Intel® QuickAssist Technology(QAT) OpenSSL\* Engine Container support

April 10, 2026 · View on GitHub

Supports below Dockerfiles which can be built into docker images on the platforms with Intel® QuickAssist 4xxx Series QAT device.

QAT crypto base
HAproxy with QAT crypto base

QAT crypto base

This Dockerfile(qat_crypto_base/Dockerfile) with qatengine is built on top of latest OpenSSL, QAT_HW(qatlib intree driver) and QAT_SW with software versions mentioned in software_requirements section. This contains QAT_HW and QAT_SW co-existence build and works as defined in co-existence section

Haproxy with QAT crypto base

This Dockerfile(haproxy/Dockerfile) is built with Haproxy release version v3.3.0 along with QAT crypto base mentioned above. Sample Haproxy configuration file is located at haproxy/haproxy.cfg which can be modified as per the required use case and to be mounted from the host to the container using -v /usr/local/etc/haproxy/haproxy.cfg.

Docker setup and testing

Refer here for setting up the host for QAT_HW (qatlib intree) if the platform has QAT 4xxx Hardware device. Stop QAT service if any running on the host.

QAT_HW settings

Follow the below steps to enable required service. The service can be asym only, sym only or both in step 2 depending on the particular use case. Configure the required service only to get best performance.

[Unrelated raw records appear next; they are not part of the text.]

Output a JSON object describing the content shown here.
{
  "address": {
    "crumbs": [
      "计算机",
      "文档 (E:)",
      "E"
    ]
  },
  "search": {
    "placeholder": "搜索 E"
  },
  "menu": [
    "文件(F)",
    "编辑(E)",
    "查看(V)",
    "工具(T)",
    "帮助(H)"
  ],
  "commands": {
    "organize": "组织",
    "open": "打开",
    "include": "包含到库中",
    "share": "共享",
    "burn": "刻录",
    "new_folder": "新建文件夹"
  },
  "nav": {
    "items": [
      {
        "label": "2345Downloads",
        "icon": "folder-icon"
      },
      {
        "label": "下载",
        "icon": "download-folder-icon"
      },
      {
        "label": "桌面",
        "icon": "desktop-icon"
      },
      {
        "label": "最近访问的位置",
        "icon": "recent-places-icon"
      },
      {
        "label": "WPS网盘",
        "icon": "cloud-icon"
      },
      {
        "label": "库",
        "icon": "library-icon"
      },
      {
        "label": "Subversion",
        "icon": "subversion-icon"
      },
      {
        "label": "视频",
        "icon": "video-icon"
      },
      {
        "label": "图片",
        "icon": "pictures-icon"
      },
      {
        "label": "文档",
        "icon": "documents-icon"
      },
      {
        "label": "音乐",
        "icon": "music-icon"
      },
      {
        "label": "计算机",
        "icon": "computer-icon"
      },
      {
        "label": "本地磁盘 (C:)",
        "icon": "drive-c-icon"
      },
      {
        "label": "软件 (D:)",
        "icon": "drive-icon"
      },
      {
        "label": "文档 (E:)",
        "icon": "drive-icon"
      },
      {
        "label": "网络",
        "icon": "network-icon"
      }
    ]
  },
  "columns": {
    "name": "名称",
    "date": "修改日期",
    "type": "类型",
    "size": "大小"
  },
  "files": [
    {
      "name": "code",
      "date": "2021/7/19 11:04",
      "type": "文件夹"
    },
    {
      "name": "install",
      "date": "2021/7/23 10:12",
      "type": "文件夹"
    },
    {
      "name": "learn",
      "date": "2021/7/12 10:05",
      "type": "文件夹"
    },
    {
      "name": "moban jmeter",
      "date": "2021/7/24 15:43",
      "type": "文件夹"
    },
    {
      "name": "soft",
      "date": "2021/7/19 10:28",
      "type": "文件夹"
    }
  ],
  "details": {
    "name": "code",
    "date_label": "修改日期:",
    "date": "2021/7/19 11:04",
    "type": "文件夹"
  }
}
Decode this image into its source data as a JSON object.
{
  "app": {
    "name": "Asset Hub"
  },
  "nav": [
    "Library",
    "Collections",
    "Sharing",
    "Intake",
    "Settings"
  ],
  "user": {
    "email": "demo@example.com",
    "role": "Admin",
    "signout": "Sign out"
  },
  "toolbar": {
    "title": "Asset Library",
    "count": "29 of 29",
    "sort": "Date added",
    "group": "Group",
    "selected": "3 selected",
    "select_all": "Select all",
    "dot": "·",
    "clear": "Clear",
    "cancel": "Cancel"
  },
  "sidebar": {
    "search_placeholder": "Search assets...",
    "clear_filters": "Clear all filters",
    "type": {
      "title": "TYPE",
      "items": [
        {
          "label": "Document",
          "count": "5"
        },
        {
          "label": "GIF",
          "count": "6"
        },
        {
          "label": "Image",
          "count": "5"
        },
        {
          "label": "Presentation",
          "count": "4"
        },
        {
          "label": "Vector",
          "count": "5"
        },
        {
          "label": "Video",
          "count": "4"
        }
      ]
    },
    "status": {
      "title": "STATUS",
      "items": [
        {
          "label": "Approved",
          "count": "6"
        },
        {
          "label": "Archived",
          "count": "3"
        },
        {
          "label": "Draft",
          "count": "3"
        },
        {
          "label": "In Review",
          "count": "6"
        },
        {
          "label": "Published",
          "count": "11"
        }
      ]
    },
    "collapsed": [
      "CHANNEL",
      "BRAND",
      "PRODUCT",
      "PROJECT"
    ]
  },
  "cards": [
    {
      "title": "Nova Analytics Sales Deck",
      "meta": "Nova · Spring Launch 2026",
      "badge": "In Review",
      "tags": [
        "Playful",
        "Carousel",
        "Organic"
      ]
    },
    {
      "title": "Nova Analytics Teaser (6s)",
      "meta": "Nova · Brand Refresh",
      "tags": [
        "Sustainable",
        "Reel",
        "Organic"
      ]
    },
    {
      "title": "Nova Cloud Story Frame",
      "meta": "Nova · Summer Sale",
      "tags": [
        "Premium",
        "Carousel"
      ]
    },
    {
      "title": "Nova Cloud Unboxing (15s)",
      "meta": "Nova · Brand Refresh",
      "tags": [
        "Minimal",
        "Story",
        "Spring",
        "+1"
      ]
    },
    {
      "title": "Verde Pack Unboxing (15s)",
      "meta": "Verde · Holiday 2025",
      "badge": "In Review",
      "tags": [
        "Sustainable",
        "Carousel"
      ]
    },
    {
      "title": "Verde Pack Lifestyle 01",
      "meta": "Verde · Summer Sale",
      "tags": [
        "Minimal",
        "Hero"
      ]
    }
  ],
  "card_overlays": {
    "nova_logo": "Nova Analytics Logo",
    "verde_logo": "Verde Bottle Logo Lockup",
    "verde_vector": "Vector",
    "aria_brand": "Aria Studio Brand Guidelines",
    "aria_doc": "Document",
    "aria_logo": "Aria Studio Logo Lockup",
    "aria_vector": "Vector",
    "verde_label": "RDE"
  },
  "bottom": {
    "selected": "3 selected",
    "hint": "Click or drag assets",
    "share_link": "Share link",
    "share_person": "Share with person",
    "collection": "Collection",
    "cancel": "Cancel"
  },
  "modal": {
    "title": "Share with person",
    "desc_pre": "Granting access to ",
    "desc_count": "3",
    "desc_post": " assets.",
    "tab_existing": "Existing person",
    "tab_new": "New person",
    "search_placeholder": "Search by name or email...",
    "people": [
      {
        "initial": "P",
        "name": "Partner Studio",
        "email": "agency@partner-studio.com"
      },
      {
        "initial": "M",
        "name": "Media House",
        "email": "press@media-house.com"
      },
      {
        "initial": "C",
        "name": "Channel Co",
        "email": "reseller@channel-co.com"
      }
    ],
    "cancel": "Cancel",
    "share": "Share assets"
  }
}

Bring down the QAT devices

    for i in `lspci -D -d :4940| awk '{print \$1}'`; do echo down > /sys/bus/pci/devices/$i/qat/state;done

Set up the required crypto service(s)

    for i in `lspci -D -d :4940| awk '{print \$1}'`; do echo “sym;asym“ > /sys/bus/pci/devices/$i/qat/cfg_services;done

Bring up the QAT devices

    for i in `lspci -D -d :4940| awk '{print \$1}'`; do echo up> /sys/bus/pci/devices/$i/qat/state;done

Check the status of the QAT devices

    for i in `lspci -D -d :4940| awk '{print \$1}'`; do cat /sys/bus/pci/devices/$i/qat/state;done

Enable VF for the PF in the host

    for i in `lspci -D -d :4940| awk '{print \$1}'`; do echo 16|sudo tee /sys/bus/pci/devices/$i/sriov_numvfs; done

Add QAT group and Permission to the VF devices in the host

    chown root:qat /dev/vfio/*
    chmod 660 /dev/vfio/*

Image creation

Docker images can be built using the below command with appropriate image name.

docker build --build-arg GID=$(getent group qat | cut -d ':' -f 3) -t <docker_image_name> <path-to-dockerfile> --no-cache

Note: GID is the group id of qat group in the host.

Testing QAT Crypto base using OpenSSL* speed utility

docker run -it --cap-add=IPC_LOCK --security-opt seccomp=unconfined --security-opt apparmor=unconfined $(for i in `ls /dev/vfio/*`; do echo --device $i; done)  --cpuset-cpus  <2-n+1> --env QAT_POLICY=1 --ulimit memlock=524288000:524288000 < docker_image_name> openssl speed -engine qatengine -elapsed -async_jobs 72  -multi <n> <algo>

Testing Haproxy

Server command: docker run --rm -it  --cpuset-cpus <2-n+1> --cap-add=IPC_LOCK --security-opt seccomp=unconfined --security-opt apparmor=unconfined $(for i in `ls /dev/vfio/*`; do echo --device $i; done) --env QAT_POLICY=1 --ulimit memlock=524288000:524288000 -v /usr/local/etc/haproxy/:/usr/local/etc/haproxy/ -d -p 8080:8080 < docker_image_name> haproxy -f /usr/local/etc/haproxy/haproxy.cfg

Client command: openssl s_time -connect <server_ip>:8080 -cipher AES128-SHA256 -www /20b-file.html -time 5

Note: n is number of process or thread. 8080 port to be used for starting the haproxy service. HAproxy config file mounted from the host to the container using -v /usr/local/etc/haproxy/haproxy.cfg.